From a purely HB/CTB point of view, you treat them as a couple in the uusal way, applicable amount for a couple, joint income and capital.
There is only one claimant and the partners NINO is not required. See the decision of Mr Commissioner Levenson, CH3801/2004 at paras 26-28
“26. I have no doubt that the phrase “a person in respect of whom he is claiming benefit” in section 1(1A) of the Social Security Administration Act 1992 is capable of including a claimant’s partner with whom he lives, and that in most cases it does in fact include such a partner.

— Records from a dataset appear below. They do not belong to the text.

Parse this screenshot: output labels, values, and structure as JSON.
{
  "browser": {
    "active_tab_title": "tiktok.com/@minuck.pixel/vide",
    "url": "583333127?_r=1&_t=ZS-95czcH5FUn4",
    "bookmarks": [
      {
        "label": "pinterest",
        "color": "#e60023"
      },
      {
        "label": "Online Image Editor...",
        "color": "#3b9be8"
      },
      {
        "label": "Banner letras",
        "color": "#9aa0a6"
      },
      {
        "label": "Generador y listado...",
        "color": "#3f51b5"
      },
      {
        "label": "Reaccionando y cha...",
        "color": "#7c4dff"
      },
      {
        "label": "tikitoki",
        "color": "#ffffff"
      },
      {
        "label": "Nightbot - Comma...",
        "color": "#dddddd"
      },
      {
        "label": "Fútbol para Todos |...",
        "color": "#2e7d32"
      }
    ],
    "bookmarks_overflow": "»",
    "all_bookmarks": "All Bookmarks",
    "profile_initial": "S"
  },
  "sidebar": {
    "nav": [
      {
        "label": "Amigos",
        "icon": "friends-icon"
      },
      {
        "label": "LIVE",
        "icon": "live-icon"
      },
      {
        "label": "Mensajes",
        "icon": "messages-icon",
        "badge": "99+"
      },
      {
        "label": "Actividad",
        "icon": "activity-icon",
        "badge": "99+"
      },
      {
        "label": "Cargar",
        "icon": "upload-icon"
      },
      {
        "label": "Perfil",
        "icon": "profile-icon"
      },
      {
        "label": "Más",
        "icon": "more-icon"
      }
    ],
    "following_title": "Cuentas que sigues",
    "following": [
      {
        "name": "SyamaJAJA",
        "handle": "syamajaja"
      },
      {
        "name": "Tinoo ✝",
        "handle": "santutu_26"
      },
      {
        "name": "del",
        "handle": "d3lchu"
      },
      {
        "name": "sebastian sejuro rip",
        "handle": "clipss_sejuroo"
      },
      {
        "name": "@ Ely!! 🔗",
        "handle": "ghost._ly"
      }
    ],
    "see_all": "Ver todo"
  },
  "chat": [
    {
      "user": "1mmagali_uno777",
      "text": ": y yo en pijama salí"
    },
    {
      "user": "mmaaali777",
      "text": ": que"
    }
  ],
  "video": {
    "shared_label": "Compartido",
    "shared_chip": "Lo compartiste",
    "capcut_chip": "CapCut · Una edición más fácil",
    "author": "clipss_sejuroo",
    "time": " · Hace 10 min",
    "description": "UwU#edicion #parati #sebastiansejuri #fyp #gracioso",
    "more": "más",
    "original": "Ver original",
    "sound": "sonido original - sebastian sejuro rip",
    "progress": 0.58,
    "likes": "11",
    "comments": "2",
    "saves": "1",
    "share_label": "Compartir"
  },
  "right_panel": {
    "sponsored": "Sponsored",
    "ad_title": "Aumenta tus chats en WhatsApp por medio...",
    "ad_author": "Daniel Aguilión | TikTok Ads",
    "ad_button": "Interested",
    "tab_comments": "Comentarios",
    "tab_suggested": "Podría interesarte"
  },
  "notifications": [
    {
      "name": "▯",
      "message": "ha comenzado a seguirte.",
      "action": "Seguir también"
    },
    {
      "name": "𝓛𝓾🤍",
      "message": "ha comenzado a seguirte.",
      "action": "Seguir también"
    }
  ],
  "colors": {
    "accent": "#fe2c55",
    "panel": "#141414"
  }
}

27. However, it seems to me that the injustice of the Secretary of State’s more general argument is demonstrated by the facts of the present case. A claimant lives alone and is correctly in receipt of income support and housing and council tax benefit. The tenancy is and continues to be in his name. He has a national insurance number. He then marries but his wife does not have a national insurance number. She comes to live with him but has no capital or income. She is not allowed to work or to have recourse to public funds. The Secretary of State argues that the claimant would immediately lose his entitlement to housing and council tax benefit because his wife does not have a national insurance number. I cannot accept that this result was either intended or in fact is the consequence of the legislation. The claimant still needs to live somewhere. He still has a level of means that would otherwise entitle him to income support and to passported benefits.
28. Accordingly, I conclude that where a claimant’s partner is not allowed by law to have recourse to public funds, she is not “a person in respect of whom he is claiming benefit” for the purposes of section 1(1A) of the Social Security Administration Act 1992 in relation to a claim for housing benefit. Accordingly, the requirements of section 1(1B) do not have to be satisfied in relation to her.”